Even if synthetic data is always linked to an individual by inferring attributes it should be determined whether re-identification is a concern in the first place since in most cases it targets the exceptions/unique, rare cases in the dataset, secondly if such re-identification would damage the dataset and would pose risk to the specific individual and lastly if the effort needed for re-identification would be pragmatic.

What can companies/controllers do in practice?
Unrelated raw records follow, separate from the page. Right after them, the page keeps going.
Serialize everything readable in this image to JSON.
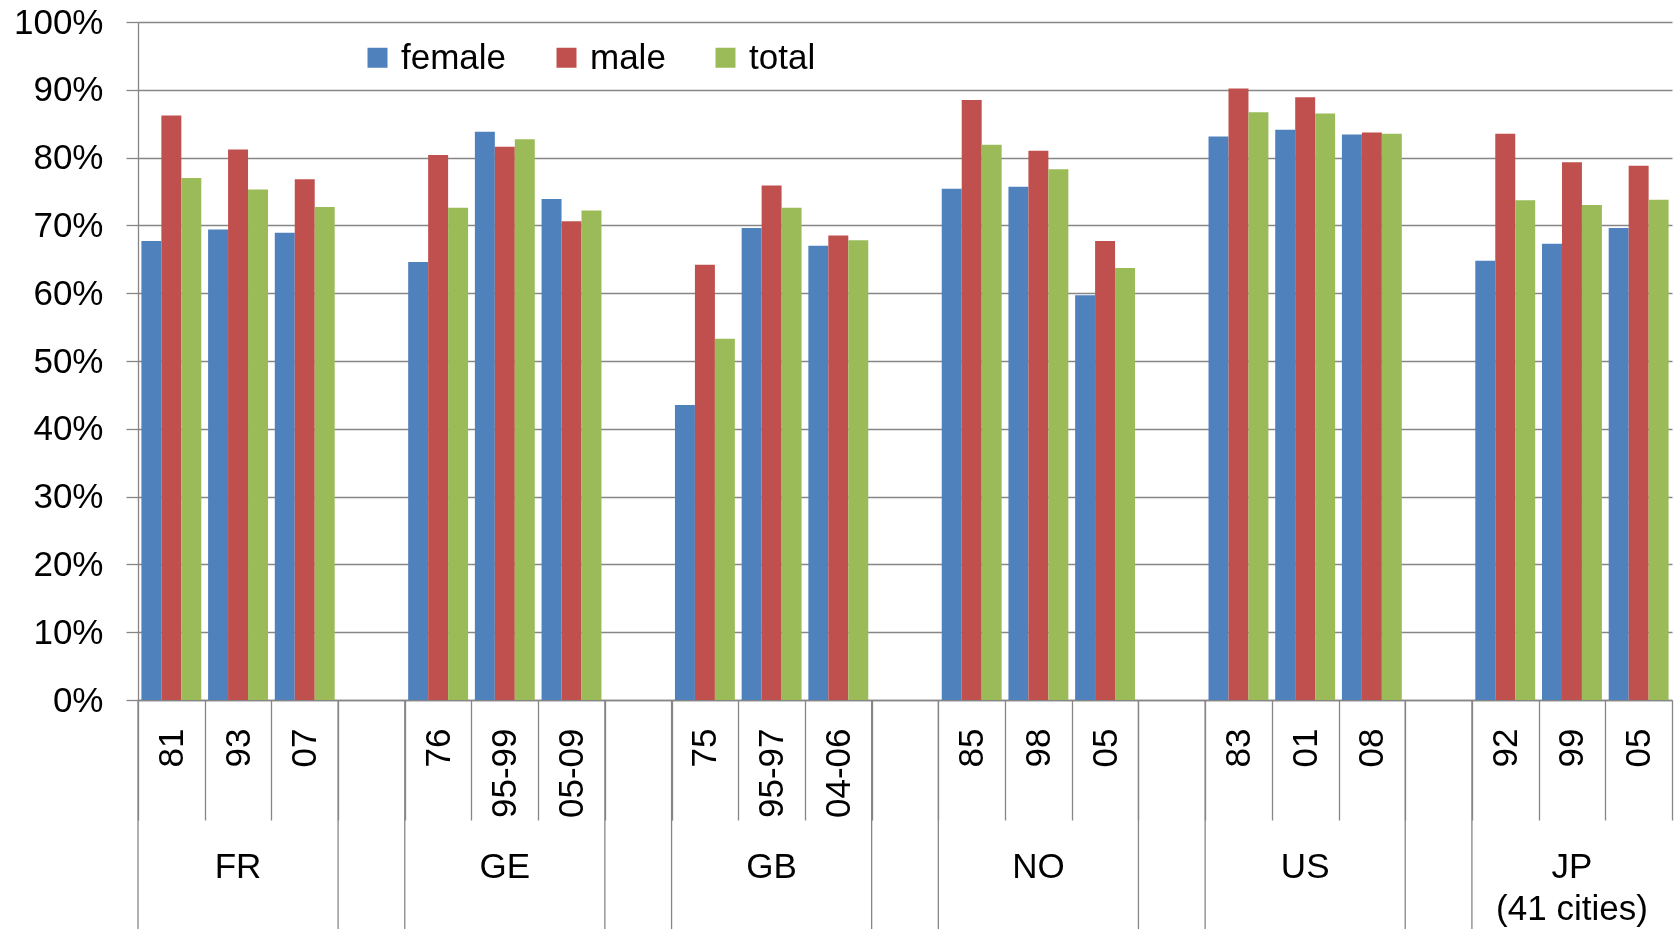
{
  "chart_data": {
    "type": "bar",
    "categories": [
      "81",
      "93",
      "07",
      null,
      "76",
      "95-99",
      "05-09",
      null,
      "75",
      "95-97",
      "04-06",
      null,
      "85",
      "98",
      "05",
      null,
      "83",
      "01",
      "08",
      null,
      "92",
      "99",
      "05"
    ],
    "series": [
      {
        "name": "female",
        "color": "#4f81bd",
        "values": [
          67.7,
          69.4,
          68.9,
          null,
          64.6,
          83.8,
          73.9,
          null,
          43.5,
          69.6,
          67.0,
          null,
          75.4,
          75.7,
          59.7,
          null,
          83.1,
          84.1,
          83.4,
          null,
          64.8,
          67.3,
          69.6
        ]
      },
      {
        "name": "male",
        "color": "#c0504d",
        "values": [
          86.2,
          81.2,
          76.8,
          null,
          80.4,
          81.6,
          70.6,
          null,
          64.2,
          75.9,
          68.5,
          null,
          88.5,
          81.0,
          67.7,
          null,
          90.2,
          88.9,
          83.7,
          null,
          83.5,
          79.3,
          78.8
        ]
      },
      {
        "name": "total",
        "color": "#9bbb59",
        "values": [
          77.0,
          75.3,
          72.7,
          null,
          72.6,
          82.7,
          72.2,
          null,
          53.3,
          72.6,
          67.8,
          null,
          81.9,
          78.3,
          63.7,
          null,
          86.7,
          86.5,
          83.5,
          null,
          73.7,
          73.0,
          73.8
        ]
      }
    ],
    "annotations": [
      "FR",
      "GE",
      "GB",
      "NO",
      "US",
      "JP\n(41 cities)"
    ],
    "ylim": [
      0,
      100
    ],
    "yticks": [
      {
        "value": 0,
        "label": "0%"
      },
      {
        "value": 10,
        "label": "10%"
      },
      {
        "value": 20,
        "label": "20%"
      },
      {
        "value": 30,
        "label": "30%"
      },
      {
        "value": 40,
        "label": "40%"
      },
      {
        "value": 50,
        "label": "50%"
      },
      {
        "value": 60,
        "label": "60%"
      },
      {
        "value": 70,
        "label": "70%"
      },
      {
        "value": 80,
        "label": "80%"
      },
      {
        "value": 90,
        "label": "90%"
      },
      {
        "value": 100,
        "label": "100%"
      }
    ],
    "grid": "y",
    "legend": "top left"
  }
}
In practice, controllers could implement data protection by design using synthetic data ensuring that the data synthesis is performed under specific criteria. As a second step, an identifiability test should be performed on the synthetic dataset developed to validate whether re-identification is possible. It is important for the company/controller to consider the level of detail included in the synthetic data and to take steps in the generation of synthetic data to remove any information that could lead to potential re-identification. Moreover, technical and organizational measures, such as confidentiality, integrity, availability, security management, and incident response should be in place. For example, the company/controller could consider adding random noise, data shaffling or perturbation to the synthetic data to further protect customer privacy and reduce the risk of reverse engineering. Thus, the risk of re-identification of individuals is limited since the actual sensitive information is not contained in the synthetic data. Additionally, the synthetic data must be properly secured to prevent unauthorized access and protect individual privacy (see here).

Conclusion

There is not a clear answer as to whether synthetic data are anonymous or pseudonymous. According to the identifiability test, synthetic data can be considered pseudonymous or anonymous data depending on the appropriateness of the data synthesis and the related ex-post control mechanisms. In some cases, inferences about individuals from synthetic data remain feasible. Therefore, synthetic data could always be linked in a way to individuals. However, whether this fact would be seen as an obstacle to the use of synthetic data as anonymized data should be determined by balancing also other factors such as the possibility and feasibility of re-identification on the specific use case, the level of detail included in the synthetic data, the risk towards the individual and the intention of potential re-identification. From their side, controllers should implement all measures to ensure protection of individuals using strong technical and organizational measures and assess the possible risk in each specific use case.